Warum das Elsass funktioniert
- ·Kurze Distanzen: Strasbourg–Kehl 5 Minuten, Colmar–Freiburg 45 Minuten, Wissembourg–Karlsruhe 45 Minuten
- ·Deutschsprachige Behörden, Ärzte und Dienstleister vielerorts präsent
- ·Kulinarik, Weinstraße, Vogesen — hohe Lebensqualität
- ·Immobilienpreise vielerorts unter süddeutschem Niveau
- ·TGV-Anschluss nach Paris, gute A5/A35-Verbindung
Wo die Nachteile liegen
- ·Grenznahe Städte (Strasbourg, Wissembourg) sind preislich angezogen
- ·Bestandshäuser oft mit niedrigem DPE — Renovierungsbedarf realistisch einplanen
- ·Behördenprozesse dauern länger als in Deutschland — Geduld einplanen
- ·Zweisprachigkeit ist regional unterschiedlich verteilt: im Ried oder im Kochersberg spricht nicht jeder Handwerker Deutsch
- ·Wetter und Feuchtigkeit im Rheintal — Keller, Dach, Isolierung sorgfältig prüfen
Für wen das Elsass ideal ist
Grenzgänger, die weiterhin in Deutschland arbeiten und familiär anders leben möchten. Auswanderer, die einen weichen kulturellen Übergang suchen. Investoren, die auf stabile Nachfrage und Kurzzeitvermietung setzen.
Für wen weniger
Käufer, die absolute Bergnähe (Alpen) oder Mittelmeerklima suchen. Wer null administrative Reibung will, ist im Elsass wie in ganz Frankreich mit realistischen Erwartungen besser dran.
Häufige Fragen
- Ist ein Hauskauf im Elsass günstiger als in Baden?

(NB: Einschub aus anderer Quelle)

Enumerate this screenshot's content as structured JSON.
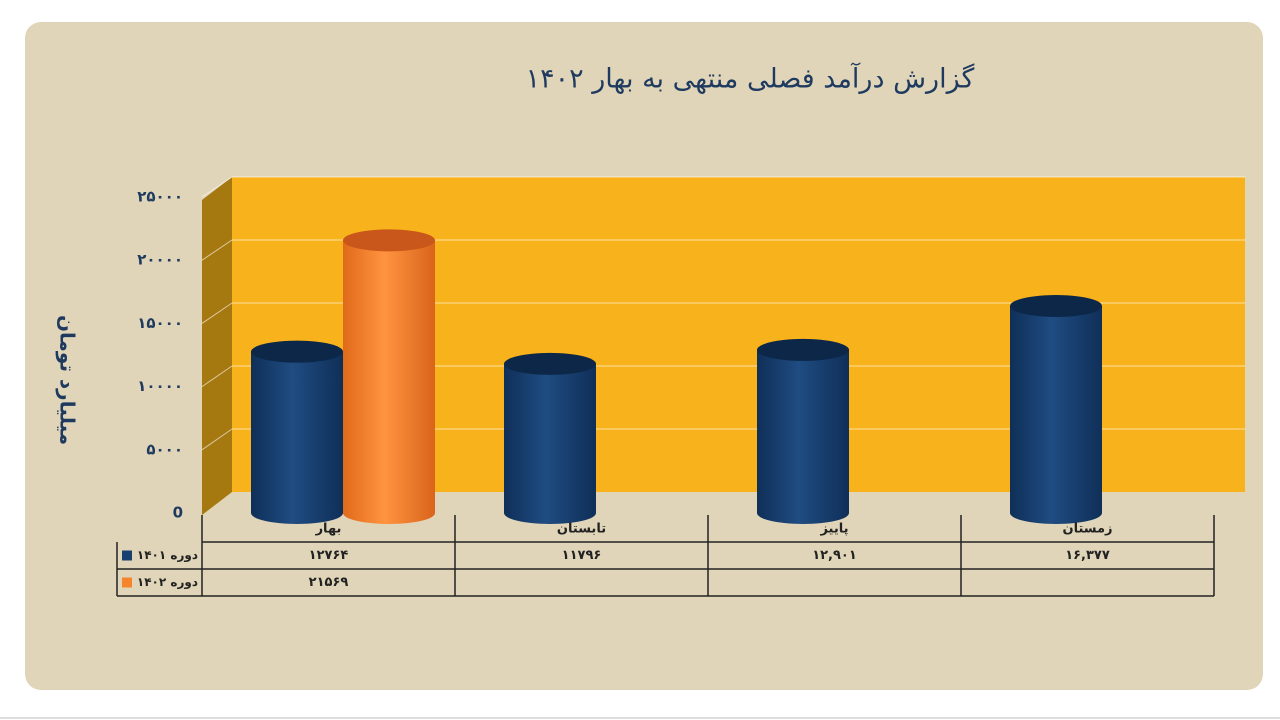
{
  "chart_data": {
    "type": "bar",
    "title": "گزارش درآمد فصلی منتهی به بهار ۱۴۰۲",
    "y_label": "میلیارد تومان",
    "categories": [
      "بهار",
      "تابستان",
      "پاییز",
      "زمستان"
    ],
    "series": [
      {
        "name": "دوره ۱۴۰۱",
        "color": "#173f70",
        "values": [
          12764,
          11796,
          12901,
          16377
        ],
        "value_labels": [
          "۱۲۷۶۴",
          "۱۱۷۹۶",
          "۱۲,۹۰۱",
          "۱۶,۳۷۷"
        ]
      },
      {
        "name": "دوره ۱۴۰۲",
        "color": "#f5852c",
        "values": [
          21569,
          null,
          null,
          null
        ],
        "value_labels": [
          "۲۱۵۶۹",
          null,
          null,
          null
        ]
      }
    ],
    "ylim": [
      0,
      25000
    ],
    "yticks": [
      0,
      {
        "value": 5000,
        "label": "۵۰۰۰"
      },
      {
        "value": 10000,
        "label": "۱۰۰۰۰"
      },
      {
        "value": 15000,
        "label": "۱۵۰۰۰"
      },
      {
        "value": 20000,
        "label": "۲۰۰۰۰"
      },
      {
        "value": 25000,
        "label": "۲۵۰۰۰"
      }
    ],
    "grid": true
  }
}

- In vielen Lagen ja. Vor allem außerhalb der Metropolregion Strasbourg. Grenznahe Städte holen aber deutlich auf.
- Spricht man im Elsass Deutsch?
- Elsässisch (ein alemannischer Dialekt) und Deutsch werden zunehmend seltener aktiv gesprochen. In Behörden ist Französisch die Amtssprache.
- Wo wohnt man im Elsass am besten?
- Kommt auf das Lebensmodell an: urban (Strasbourg, Colmar), pittoresk (Weinstraße), grenznah (Wissembourg, Lauterbourg), ländlich (Kochersberg, Ried).